SD Researchers Find ‘Holy Grail’ of Heart Attack Diagnosis

San Diego scientists unveil breakthrough that could help more than 2.5 million Americans

File / NBC 4 New York

A study released Wednesday shows a new kind of blood test may help doctors predict imminent heart attacks.

The researchers with Scripps Health and the Scripps Research Institute believe the new discovery is the “Holy Grail” of heart attack diagnosis, according to a statement released Wednesday.

Heart attacks or ischemic strokes affect 2.5 million Americans, said the study’s lead investigator, Paddy Barrett.

One kind of cell – the circulating endothelial cell – tends to be abnormally large and misshapen when a person is about to have a heart attack.

The researchers in this study looked at those cells in 50 patients who were admitted to the emergency rooms who eventually suffered heart attacks.

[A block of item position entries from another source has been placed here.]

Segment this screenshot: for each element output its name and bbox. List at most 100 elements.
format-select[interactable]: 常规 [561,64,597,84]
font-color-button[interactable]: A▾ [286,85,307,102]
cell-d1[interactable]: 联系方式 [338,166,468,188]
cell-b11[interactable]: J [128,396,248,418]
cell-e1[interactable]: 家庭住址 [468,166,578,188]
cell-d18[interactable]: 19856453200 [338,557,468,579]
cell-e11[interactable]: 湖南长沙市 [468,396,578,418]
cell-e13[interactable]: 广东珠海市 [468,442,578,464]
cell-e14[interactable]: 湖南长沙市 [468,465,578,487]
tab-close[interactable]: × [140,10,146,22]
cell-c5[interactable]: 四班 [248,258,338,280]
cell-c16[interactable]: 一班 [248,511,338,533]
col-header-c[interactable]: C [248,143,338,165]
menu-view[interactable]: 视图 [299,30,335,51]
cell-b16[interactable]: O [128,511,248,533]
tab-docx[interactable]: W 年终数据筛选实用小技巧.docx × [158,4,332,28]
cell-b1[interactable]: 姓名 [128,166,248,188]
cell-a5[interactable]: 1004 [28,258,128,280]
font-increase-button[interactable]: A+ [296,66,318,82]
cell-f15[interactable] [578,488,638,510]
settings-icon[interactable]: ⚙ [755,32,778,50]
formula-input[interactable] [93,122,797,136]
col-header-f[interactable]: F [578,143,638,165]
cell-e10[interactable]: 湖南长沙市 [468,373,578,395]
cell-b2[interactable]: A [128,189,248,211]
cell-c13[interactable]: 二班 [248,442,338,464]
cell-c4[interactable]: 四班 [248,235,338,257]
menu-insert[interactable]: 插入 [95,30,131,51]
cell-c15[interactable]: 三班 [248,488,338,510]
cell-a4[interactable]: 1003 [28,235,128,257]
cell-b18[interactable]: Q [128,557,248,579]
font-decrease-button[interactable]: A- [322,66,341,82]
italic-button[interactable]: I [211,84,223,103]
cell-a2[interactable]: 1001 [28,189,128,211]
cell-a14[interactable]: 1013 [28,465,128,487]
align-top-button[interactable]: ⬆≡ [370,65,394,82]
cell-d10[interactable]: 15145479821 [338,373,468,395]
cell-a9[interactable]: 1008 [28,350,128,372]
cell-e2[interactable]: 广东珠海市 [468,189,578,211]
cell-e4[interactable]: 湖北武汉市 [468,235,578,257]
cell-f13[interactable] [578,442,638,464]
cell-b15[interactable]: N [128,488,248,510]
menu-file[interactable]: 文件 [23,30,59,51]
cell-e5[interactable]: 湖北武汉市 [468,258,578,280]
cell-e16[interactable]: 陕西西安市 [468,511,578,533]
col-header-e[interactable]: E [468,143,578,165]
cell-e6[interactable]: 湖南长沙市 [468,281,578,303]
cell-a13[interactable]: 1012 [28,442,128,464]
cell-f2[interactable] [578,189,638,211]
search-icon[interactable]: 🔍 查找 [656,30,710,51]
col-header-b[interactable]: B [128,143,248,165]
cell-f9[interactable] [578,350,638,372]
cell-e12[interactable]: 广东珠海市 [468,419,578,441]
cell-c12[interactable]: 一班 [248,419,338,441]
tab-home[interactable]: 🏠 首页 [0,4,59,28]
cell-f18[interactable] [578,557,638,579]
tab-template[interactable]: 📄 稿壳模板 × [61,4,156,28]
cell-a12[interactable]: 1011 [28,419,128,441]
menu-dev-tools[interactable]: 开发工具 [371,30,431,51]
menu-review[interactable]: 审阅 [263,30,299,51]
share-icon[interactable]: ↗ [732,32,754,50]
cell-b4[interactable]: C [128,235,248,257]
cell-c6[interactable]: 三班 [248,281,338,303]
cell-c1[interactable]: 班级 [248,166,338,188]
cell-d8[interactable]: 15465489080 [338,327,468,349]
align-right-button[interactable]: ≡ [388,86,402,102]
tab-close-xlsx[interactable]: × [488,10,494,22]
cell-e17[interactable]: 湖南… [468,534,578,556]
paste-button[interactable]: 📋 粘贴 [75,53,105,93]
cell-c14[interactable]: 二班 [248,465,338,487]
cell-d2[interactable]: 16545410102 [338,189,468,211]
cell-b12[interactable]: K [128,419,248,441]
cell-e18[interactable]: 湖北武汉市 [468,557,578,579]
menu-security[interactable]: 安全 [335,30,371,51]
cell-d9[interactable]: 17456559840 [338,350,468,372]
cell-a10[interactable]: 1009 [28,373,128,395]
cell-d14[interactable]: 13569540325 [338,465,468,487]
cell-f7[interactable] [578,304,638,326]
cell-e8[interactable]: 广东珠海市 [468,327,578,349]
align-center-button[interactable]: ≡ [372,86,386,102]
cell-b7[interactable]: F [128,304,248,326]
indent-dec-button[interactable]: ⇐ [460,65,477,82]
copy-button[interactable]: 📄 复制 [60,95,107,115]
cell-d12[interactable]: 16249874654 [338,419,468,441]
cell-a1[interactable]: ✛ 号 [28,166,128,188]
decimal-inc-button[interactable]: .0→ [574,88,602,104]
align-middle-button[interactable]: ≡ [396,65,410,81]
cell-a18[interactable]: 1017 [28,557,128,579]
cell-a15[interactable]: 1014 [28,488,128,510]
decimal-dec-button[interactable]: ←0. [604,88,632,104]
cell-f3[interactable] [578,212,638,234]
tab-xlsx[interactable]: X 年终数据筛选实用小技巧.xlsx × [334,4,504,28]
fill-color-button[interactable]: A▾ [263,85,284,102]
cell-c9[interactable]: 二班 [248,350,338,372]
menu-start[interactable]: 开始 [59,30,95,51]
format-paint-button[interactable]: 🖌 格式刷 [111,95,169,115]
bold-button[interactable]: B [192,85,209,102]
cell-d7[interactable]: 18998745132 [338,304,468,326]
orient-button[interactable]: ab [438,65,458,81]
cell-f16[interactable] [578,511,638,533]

They found that the cells were, in fact, dramatically altered in those patients.

Knowing that, the researchers believe they’ll be able to develop a blood test to determine when a heart attack is about to happen in a patient. Currently, doctors can only know during or after a heart attack.

“This would be an ideal test to perform in an emergency room to determine if a patient is on the cusp of a heart attack or about to experience one in the next couple of weeks,” said Raghava Gollapudi, principal investigator from Sharp HealthCare.

The breakthrough was a collaboration of Scripps researchers along with SharpHealthCare and Palomar Health. It was funded by a $2 million grant from the National Institutes of Health.